In a speech at the Economic Club of New York on Wednesday, the Prime Minister of Greece, George Papandreou, said he would “like to dispel some of the peculiar ‘mythology’ around the Greek case,” which, he said, “has been played up by some media commentators and financial analysts.”
Papandreou noted in his prepared remarks that “Six months ago, just before the European Union and IMF agreed to a EUR110 billion loan and support package for Greece, everyone was convinced Greece was doomed to default.” Now, however, he says, “Greece is a different country.”
So different, he stated, that when the largest Greek bank, National Bank, recently sold securities for “recapitalization,” they got a “positive” response. “Norway,” he noted, gave Greek bonds an “important vote of confidence,” adding them to the portfolio of its state pension fund, which was, “the world’s second-biggest sovereign wealth fund.”

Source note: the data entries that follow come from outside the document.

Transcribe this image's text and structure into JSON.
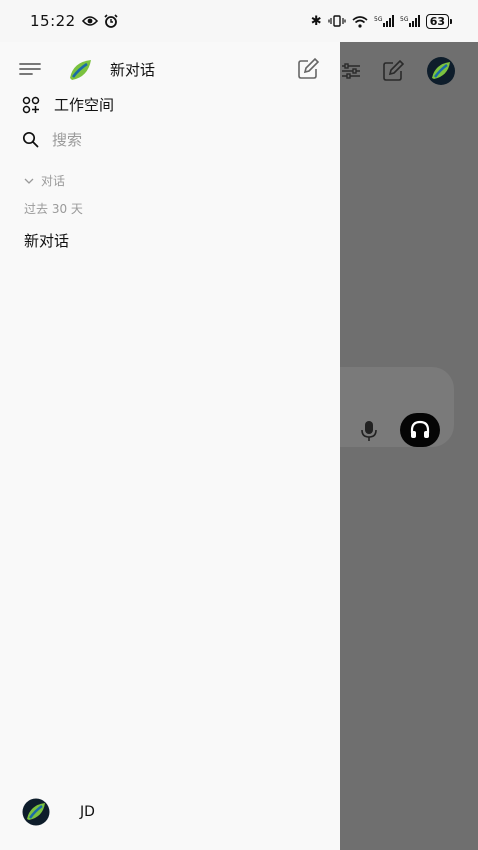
{
  "status_bar": {
    "time": "15:22",
    "battery": "63"
  },
  "drawer": {
    "header": {
      "title": "新对话"
    },
    "workspace_label": "工作空间",
    "search_placeholder": "搜索",
    "section_label": "对话",
    "period_label": "过去 30 天",
    "conversations": [
      {
        "title": "新对话"
      }
    ],
    "profile": {
      "name": "JD"
    }
  },
  "icons": {
    "menu": "hamburger-menu-icon",
    "logo": "leaf-logo-icon",
    "compose": "compose-edit-icon",
    "workspace": "workspace-grid-icon",
    "search": "search-icon",
    "chevron": "chevron-down-icon",
    "microphone": "microphone-icon",
    "headset": "headset-icon"
  },
  "colors": {
    "drawer_background": "#f9f9f9",
    "overlay": "#6f6f6f",
    "muted_text": "#9a9a9a"
  }
}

He explained that Greece had taken “tough but necessary measures” that had already brought the Greek “deficit down 32%,” with that, Greece was “on track to achieve our target of 40%” reduction of the deficit by year end.
Papandreou remarked that Greece was encouraging reinvestment by businesses by dropping the tax on corporate earnings that were reinvested, as opposed to taken out of the company, to 20% from 24%; they had cut “red tape for business startups,” and had “raised the retirement age to 65,” with no “early retirement before age 60.”